To hear it from Filament Health CEO, Ben Lightburn, that’s perfectly aligned with the history of psychedelics, which were discovered in nature and have been consumed by the vast majority of people in that natural form.
“As we saw the rise of the psychedelics industry, we thought it was very very peculiar that there didn’t seem to be many—or any—companies focused on the natural side of psychedelics,” Lightburn said.
Still, even getting to the point of initiating a study posed its host of challenges. Both psilocybin and psilocin are categorized as Schedule I drugs under the Controlled Substances Act, a legacy of the War on Drugs.
Lightburn and Woolley listed a litany of regulatory agencies they had to navigate to get their study approved, including the DEA, the FDA, the IRB and RAPCal.
Filament’s approach relies on the process it uses to extract active ingredients from organic mushrooms. Lightburn used the analogy of brewing a cup of coffee, which extracts the active ingredient of caffeine from the coffee bean using hot water.
In the case of magic mushrooms, the product is grown and harvested in the company’s warehouse before the active ingredients are extracted using a liquid solvent. Filament then concentrates the extract further before mixing it with a nonactive agent to create a desired dosage of the drug. Much like a cup of coffee, which also extracts compounds that impact flavor, the process also includes the secondary materials that are generally ignored when synthesizing a psychedelic in a chemistry lab.

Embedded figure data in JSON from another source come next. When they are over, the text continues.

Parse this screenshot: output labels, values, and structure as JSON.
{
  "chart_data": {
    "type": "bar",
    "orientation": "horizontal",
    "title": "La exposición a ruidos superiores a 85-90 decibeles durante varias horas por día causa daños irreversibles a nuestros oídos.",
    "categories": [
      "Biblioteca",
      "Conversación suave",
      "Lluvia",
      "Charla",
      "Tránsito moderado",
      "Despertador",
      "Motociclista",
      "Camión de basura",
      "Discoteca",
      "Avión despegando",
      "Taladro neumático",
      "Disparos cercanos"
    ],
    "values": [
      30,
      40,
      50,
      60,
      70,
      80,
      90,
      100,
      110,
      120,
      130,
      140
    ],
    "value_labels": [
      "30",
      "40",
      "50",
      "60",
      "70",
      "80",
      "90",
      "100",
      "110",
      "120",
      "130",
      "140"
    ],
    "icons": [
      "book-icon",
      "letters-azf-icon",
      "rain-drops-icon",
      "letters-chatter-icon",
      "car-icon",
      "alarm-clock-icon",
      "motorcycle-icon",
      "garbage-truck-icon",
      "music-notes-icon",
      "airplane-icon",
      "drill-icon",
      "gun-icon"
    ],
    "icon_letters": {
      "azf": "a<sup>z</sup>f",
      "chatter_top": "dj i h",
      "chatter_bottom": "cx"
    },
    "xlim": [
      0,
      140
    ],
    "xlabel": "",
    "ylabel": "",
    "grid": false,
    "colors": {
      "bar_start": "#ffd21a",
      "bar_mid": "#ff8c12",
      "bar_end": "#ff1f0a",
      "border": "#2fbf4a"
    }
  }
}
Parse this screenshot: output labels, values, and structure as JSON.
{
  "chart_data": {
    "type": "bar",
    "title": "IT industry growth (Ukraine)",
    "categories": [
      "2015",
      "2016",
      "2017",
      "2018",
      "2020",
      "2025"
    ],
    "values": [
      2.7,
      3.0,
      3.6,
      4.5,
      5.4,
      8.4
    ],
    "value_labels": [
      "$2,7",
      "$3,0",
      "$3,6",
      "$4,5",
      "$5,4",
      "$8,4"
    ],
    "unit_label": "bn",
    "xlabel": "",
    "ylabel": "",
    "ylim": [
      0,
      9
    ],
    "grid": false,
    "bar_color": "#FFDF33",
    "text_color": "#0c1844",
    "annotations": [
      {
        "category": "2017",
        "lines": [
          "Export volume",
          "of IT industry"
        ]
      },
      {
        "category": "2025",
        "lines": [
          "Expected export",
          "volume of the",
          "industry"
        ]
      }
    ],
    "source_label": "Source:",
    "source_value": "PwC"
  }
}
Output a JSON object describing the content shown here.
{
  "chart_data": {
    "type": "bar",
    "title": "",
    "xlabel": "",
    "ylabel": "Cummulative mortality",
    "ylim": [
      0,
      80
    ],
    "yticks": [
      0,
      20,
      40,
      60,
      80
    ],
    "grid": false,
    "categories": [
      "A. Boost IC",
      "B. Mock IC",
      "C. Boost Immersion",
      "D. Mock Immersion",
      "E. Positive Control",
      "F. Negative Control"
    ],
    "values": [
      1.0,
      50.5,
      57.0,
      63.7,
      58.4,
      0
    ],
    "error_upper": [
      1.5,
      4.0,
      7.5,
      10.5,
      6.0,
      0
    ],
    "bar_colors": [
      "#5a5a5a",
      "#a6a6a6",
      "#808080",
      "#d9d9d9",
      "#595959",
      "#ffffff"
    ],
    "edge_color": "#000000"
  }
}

“We’re very careful to make sure that we include all of the active ingredients from the magic mushroom in the same ratio and quantity as if you were to consume just a raw mushroom on its own,” Lightburn said.
The traditional drug development industry protects their products via a complex thicket of patents. As naturally occurring compounds, drugs like LSD, psilocybin or ayahuasca are by definition unpatentable. That, in turn, has led to controversial efforts by some companies to patent the “set and setting” for psychedelic therapy like the color of the wallpaper or the use of comfortable furniture.
Lightburn argues that Filament’s proprietary process allows for a competitive business advantage, while giving end-users a more natural product.
“Given the burning urgency of the mental health crisis, we know that we need to get these substances into the hands of the people that need them as soon as possible,” Lightburn said. “We know that the molecules that are found in nature, that they work and that they’re safe. All that means a much faster development timeline.”
Moving forward, Lightburn says he sees favorable signs on the horizon, both on the scientific, as well as on the regulatory front.
Case in point: Oregon will be the first state with widely legalized psychedelics starting in 2023. There have also been efforts by State Sen. Scott Wiener to decriminalize possession of psychedelic drugs like psilocybin in California, although they have stalled in Sacramento.
As for headwinds? The current macroeconomic situation has made it difficult to raise money and fund a field largely dependent on industry support and private philanthropy.
Still, the overwhelming need for new therapies to help treat the growing number of people dealing with mental health issues continues to drive researchers and the industry forward.
“The idea that there’s this whole buffet of related compounds that we haven’t studied because of political reasons, that has promise and no one has really used, is very exciting for people like me,” Woolley said. “It’s exciting because maybe we could really move the needle. If we could tweak the brain to allow psychotherapy to work faster and better and more completely, it could be a game changer.”